4 Areas Where Justifying Your Actions Is a Complete Waste of Time

Aug 14, 2016

tick tock, tick tock.


As if figuring out our ultimate life’s purpose wasn’t difficult enough, we have somebody breathing down our neck judging every move we make.

It’s enough to quit, kill, or go crazy.

And we see a lot this, don’t we?

When aligned with what we want, we know what we have to do, but we don’t want to hurt anybody’s feelings, and we don’t want to hear others complaining about it.

Why don’t they understand?

We don’t know why they don’t understand, but we think if we explain it to them they’ll eventually “get it”.

Only…they don’t.

So we end up quitting, killing, or going crazy.

We quit our work, we kill the dream, and it makes us feel crazy.

It is the worst kind of defeat.

So what can we do?


Space and Confidence

If you want to:

  • Save time,
  • Save energy,
  • Save emotions,
  • Garner respect, and
  • Send the best messages out into the universe…

You must stop justifying your actions to others.

There are many areas where we justify our ideas and actions in our lives. Sometimes it’s at work. Sometimes it’s at home. Wherever it is, it always feels the same- not good.

Here are 4 areas of life where most people feel that they need to justify themselves to others. When you are able to stand independent of what others think of you, you will have immediate access to space and confidence- the two most important factors for making real progress towards your goals.


The 4 Areas

Again, these are common areas where we feel like we must justify ourselves, but you are encouraged to expand this list to shine light on your unique relationships and situation.


  1. Saying “no”

Saying “no” can feel like poison.

When somebody asks something of us, and we know it is in our best interest to say “no”, we always want to follow it up with the “why”. At first glance, this may seem like a common courtesy, but unless you are asked specifically why you did not say “yes”, then you are wasting your time.

And why the need to justify here?

Many of us will come up with different answers, but ultimately we don’t want to ruin future possibilities, as if this “no” will cancel out future opportunities. However, this could not be further from the truth.

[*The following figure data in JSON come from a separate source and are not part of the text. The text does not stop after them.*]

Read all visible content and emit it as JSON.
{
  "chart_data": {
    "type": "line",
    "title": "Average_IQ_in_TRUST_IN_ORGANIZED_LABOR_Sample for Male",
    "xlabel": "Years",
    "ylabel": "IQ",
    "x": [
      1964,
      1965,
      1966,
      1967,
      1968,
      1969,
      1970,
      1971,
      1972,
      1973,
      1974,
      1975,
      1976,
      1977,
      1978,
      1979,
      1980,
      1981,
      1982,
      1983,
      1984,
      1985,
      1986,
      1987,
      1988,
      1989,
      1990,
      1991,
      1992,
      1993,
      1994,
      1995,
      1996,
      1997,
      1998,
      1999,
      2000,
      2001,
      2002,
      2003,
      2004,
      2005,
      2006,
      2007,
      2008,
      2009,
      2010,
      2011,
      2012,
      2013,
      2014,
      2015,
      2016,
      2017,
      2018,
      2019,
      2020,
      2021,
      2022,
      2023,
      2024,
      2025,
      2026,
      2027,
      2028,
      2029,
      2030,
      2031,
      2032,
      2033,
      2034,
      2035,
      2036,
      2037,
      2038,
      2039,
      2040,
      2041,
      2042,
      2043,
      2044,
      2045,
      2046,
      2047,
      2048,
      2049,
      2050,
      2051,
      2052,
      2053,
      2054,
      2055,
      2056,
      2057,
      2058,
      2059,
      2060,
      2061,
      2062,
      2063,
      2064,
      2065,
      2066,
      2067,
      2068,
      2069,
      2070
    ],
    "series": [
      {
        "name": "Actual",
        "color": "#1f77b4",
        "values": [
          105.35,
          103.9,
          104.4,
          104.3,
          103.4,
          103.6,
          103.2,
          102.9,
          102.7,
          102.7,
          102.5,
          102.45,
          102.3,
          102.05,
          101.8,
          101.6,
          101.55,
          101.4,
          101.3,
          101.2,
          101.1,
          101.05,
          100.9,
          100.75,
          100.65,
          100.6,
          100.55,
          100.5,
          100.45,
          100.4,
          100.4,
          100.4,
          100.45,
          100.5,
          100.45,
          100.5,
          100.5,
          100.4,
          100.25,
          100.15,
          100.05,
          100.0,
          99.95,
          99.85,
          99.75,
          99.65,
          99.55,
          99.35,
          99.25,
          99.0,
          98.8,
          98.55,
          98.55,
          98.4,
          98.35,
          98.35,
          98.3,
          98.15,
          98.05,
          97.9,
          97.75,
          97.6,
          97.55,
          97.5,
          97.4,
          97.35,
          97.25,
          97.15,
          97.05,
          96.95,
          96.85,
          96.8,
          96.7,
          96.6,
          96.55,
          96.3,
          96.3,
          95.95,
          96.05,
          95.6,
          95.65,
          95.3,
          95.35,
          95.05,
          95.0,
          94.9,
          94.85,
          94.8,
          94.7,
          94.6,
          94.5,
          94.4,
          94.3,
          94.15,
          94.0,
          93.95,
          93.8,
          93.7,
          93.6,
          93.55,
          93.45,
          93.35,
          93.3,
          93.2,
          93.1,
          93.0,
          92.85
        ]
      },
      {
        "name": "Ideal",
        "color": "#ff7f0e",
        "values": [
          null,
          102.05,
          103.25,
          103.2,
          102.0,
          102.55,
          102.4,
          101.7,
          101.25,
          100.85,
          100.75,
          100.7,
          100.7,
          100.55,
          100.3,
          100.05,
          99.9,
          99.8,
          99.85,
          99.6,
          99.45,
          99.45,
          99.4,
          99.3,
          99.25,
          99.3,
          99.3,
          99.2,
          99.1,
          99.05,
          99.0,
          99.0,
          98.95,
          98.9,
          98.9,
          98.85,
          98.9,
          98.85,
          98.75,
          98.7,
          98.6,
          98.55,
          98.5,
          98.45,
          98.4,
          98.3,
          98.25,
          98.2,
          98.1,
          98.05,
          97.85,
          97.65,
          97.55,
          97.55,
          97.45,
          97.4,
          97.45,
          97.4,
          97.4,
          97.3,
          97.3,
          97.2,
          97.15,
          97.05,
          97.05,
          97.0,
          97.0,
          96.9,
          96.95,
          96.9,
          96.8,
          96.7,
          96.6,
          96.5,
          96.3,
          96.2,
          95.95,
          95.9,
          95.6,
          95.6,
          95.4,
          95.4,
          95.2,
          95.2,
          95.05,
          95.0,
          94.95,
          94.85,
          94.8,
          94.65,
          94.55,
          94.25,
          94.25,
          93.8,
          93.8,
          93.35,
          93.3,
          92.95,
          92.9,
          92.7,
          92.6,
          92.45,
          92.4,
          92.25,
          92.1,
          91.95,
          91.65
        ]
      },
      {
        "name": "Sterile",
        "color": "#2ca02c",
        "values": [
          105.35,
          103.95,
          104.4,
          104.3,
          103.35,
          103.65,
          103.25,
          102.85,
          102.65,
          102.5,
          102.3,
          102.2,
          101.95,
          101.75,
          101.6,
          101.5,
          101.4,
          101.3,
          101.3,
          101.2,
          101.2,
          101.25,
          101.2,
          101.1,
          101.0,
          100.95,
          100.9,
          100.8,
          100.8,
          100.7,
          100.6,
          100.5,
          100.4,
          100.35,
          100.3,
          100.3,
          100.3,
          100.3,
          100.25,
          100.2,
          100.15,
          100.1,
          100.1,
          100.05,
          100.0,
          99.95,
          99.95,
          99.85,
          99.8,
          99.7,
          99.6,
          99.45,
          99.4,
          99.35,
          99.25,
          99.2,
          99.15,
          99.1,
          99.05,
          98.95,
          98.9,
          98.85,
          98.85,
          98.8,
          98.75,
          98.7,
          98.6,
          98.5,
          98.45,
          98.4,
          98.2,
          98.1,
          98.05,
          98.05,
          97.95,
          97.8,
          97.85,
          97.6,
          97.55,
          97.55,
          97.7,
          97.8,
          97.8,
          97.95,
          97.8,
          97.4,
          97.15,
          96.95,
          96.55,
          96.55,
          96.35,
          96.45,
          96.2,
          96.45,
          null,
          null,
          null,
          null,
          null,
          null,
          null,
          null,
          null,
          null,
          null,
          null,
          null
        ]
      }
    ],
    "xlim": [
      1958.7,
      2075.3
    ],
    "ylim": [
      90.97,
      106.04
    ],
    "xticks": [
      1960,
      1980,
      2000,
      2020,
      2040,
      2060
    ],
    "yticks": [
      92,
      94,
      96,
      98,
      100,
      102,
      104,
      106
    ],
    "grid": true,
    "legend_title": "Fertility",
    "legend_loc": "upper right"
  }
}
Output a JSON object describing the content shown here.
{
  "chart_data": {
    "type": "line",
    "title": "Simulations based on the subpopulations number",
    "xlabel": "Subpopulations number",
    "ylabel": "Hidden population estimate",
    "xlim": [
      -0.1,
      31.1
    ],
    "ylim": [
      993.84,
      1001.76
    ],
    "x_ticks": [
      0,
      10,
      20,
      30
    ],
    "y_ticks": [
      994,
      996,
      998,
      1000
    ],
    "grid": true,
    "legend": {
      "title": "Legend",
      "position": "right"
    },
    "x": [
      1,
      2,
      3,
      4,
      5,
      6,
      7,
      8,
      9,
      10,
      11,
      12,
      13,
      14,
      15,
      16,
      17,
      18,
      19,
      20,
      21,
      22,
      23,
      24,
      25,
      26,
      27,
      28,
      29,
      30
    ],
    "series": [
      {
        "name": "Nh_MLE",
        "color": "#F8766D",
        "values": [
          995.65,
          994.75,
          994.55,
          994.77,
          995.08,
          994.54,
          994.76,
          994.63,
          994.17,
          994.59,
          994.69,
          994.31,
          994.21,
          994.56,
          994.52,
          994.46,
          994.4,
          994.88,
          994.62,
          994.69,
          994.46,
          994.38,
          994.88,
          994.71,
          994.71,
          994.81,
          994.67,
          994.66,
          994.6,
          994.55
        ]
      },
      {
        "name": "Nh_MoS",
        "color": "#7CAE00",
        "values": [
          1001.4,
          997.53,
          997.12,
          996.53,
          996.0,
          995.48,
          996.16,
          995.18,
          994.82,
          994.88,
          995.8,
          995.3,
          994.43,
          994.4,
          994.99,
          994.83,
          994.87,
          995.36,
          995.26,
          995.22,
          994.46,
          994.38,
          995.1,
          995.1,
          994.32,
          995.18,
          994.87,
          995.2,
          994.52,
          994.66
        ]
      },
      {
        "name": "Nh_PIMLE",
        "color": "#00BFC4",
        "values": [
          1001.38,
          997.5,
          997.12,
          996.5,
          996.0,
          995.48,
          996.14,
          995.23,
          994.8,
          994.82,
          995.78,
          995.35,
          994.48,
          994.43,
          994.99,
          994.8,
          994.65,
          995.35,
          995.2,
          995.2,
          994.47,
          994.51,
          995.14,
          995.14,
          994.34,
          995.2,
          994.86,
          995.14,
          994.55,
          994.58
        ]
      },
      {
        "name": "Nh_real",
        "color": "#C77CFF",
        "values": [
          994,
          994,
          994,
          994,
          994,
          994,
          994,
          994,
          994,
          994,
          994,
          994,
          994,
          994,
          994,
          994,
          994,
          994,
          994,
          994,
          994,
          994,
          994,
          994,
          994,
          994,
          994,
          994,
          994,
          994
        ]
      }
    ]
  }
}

In fact, when you say “no” to someone, you are saying “yes” to yourself. The “yes” that you are giving yourself, opens up the possibility for you to be free to be yourself. This is the place where true expression and creativity arise.

Ask yourself what’s more important, going to some dinner function you absolutely have no interest in, or building the relationship with your expression and creativity? No brainer, right?


  1. Acting selfishly

It almost leaves a bad taste in your mouth, doesn’t it?

“Acting selfishly” has gotten a bad rap. What is so wrong about serving your personal wants and needs? In fact, how could anyone expect to serve somebody else without serving themselves first?

If you tried, your actions would be lacking in conviction, lacking in power. How much value can you actually create for your loved ones this way?

And why would anybody possibly be upset with the idea of you serving yourself before them? It’s because they have not been giving themselves permission to serve themselves first. They want you to suffer as they have.

This almost always happens at the subconscious level and should not be taken personally. However, what’s the best thing to do in these situations? Play ball? Or start a new game?


  1. Not engaging in meaningless conversation

Most people talk about what is safe, which is terribly boring.

If they just so happen to skip over the safest topics of conversation, they move on to talking about themselves, which is based in the ego and is also terribly boring.

You don’t have to be the punching bag for somebody else in these situations. It’s an incredible strain on the heart and mind. It’s easy for you to think of 1000 things you’d rather be doing.

So what can you do? Do one of these 1000 things. Dismiss yourself from the conversation with some polite excuse and turn your attention to something that will serve your best interests.


  1. Moving on

Talking to, or witnessing, somebody who chooses to “move on” is like meeting a Martian.

Most people stay where they are and don’t move for fear of success, failure, or how others will perceive them. When you share your idea/story of “moving on” often it will excite their deepest, darkest fears.

Their fear will want to protect their mode of living and demand that you justify your position. Is it so that they can learn and adopt your successful habits? Nine out of ten times the answer is “no”. What they are really looking for are little pockets for confrontation. Their ego wants to battle and defend.

How can you skip over all of this, don’t justify your life to them.


Your Next Step

Identify the one area in your life where you feel like you have to justify your behavior to someone. When you do, cut the amount of these kinds of conversations in half. Silence is your best weapon during these episodes.


Food for Thought

When ideas of “needing” to justify to others pop into your head, stop and ask yourself “Who am I really trying to convince?” If you think you might have an answer to this question, please share by leaving a comment below.


  1. Who am I really trying to convince? Usually me.

    • AllTooSimple says:

      Peter, thank you for your comment. It’s a lot of work convincing ourselves, isn’t it?